Unlike many students, and some teachers and administrators, Mason Nelson is happy to see the end of summer vacation and the start of school today in Montgomery County.
As director of the school system's supply and property management section, Nelson supervised the summertime transfer of 138,000 books, furniture and equipment, as well as countless files and instructional materials, from 19 schools closed by the board of education for the 1982-83 school year.
Just yesterday, workmen finished painting Rosemary Hills Elementary School, which the board had sought to close this year, while others in Nelson's section refurbished the county's last two-room school house, which despite a continued decline in enrollment countywide is being pressed into service because of growth upcounty.
The continued decline in enrollment, combined with school closures, has meant an unprecedented shift of 3,600 students and 1,400 school employes to new buildings.
"We are still trying to get out from under it," Nelson said yesterday, adding that he had to hire 40 summer workers to finish the task. "We had gathered 20,000 old boxes by June to move the stuff . . . that left us about 8,000 boxes short."
Enrollment projections in the nation's 20th largest school system show a decline of 3,419 students, to 92,168, compared to the system's all-time high of 126,311 a decade ago.
But because of changes in its attendance boundaries, Clarksburg Elementary faces a unique problem: too many students. So 40 Clarksburg sixth graders will be taught in the adjacent two-room, wooden structure that was built in 1909 and is the county's oldest school. It has been refurbished with its original, turn-of-the-century motif. "I think this is a great idea . . . something no other school in the county has," said principal Robert T. Stevens.

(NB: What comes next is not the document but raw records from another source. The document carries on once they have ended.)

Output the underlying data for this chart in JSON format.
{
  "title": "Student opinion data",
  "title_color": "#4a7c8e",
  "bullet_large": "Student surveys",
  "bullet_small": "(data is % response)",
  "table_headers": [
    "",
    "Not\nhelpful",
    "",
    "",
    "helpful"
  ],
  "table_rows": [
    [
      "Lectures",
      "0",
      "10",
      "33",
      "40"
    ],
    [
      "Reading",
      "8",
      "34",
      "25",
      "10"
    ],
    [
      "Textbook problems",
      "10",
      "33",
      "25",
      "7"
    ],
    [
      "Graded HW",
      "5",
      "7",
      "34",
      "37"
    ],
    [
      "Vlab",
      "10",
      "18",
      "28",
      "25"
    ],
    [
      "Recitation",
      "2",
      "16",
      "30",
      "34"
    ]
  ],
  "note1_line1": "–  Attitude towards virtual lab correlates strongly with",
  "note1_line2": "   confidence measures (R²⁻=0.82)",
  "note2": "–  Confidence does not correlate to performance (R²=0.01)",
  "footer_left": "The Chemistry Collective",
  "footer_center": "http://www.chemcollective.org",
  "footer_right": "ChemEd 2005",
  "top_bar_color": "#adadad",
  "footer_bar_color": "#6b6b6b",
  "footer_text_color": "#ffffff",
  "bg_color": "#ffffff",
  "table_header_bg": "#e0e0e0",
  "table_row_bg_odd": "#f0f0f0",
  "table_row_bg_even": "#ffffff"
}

As the result of the unprecedented decision by the state board of education to overrule a closure by a county board, Rosemary Hills, long a symbol of voluntary integration efforts in the county, will remain open. Instead of the kindergarten-through-grade two pattern of recent years, it will house grades K-6, adding to it students previously enrolled in an ability-grouped magnet program at North Chevy Chase, which has been closed instead.
"We're ready," said Principal Richard O'Donnell, scoffing at suggestions that the hastily conceived arrangement won't work. "We have the creme-de-la-creme of both staff's and I don't see any problems."

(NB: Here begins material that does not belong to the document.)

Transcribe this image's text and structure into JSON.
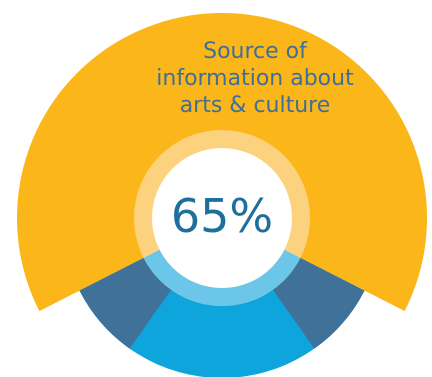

The county board is appealing the state's reversal of the Rosemary Hills closure and boundary changes at Montgomery Blair High and Eastern Intermediate, but board president Eleanor Zappone said even if the county's wins in circuit court next month, there will be no attempt to move students before next fall.
A number of instructional changes will be in place for today's openings.
A revised high school English curriculum places more stress on writing skills; a new health education curriculum, minus a controversial plan to teach contraception to eighth graders, will teach cardiopulmonary resuscitation to all ninth grade students, and 10 of the 22 high schools will move from six to seven-period days, which budget director Ken Hill said will give students greater flexibility in course selection.
Hill said average class size in elementary schools will be reduced from 26 to 25 students because of lower enrollment and the addition of 18 new teacher positions.
Students will find a greater emphasis on computer related instruction, in an effort to match the growing demands for high technology jobs.
"Last year 45 of the 105 elementary schools did not have access to a computer," said program coordinator Beverly Sangston. "Now we will have a computer for every 200 students and give them 4.5 hours of instruction." The system will also test a plan to use microcomputers to manage the kindergarten through eighth grade math programs.
Because the number of foreign students has nearly doubled in the last four years, a fourth intensive English language center has been installed at Richard Montgomery High in Rockville.
Also implemented this fall will be the school system's new kindergarten to eighth grade policy, which has been criticized by some as a set of regulations that will stifle the creativity of teachers. A spokesman for program development and instruction says the policy is really a clarification of unspoken guidelines. Part of the policy requires homework assignments three to five times a week. Another stresses the need for pre-reading and math instruction in kindergarten.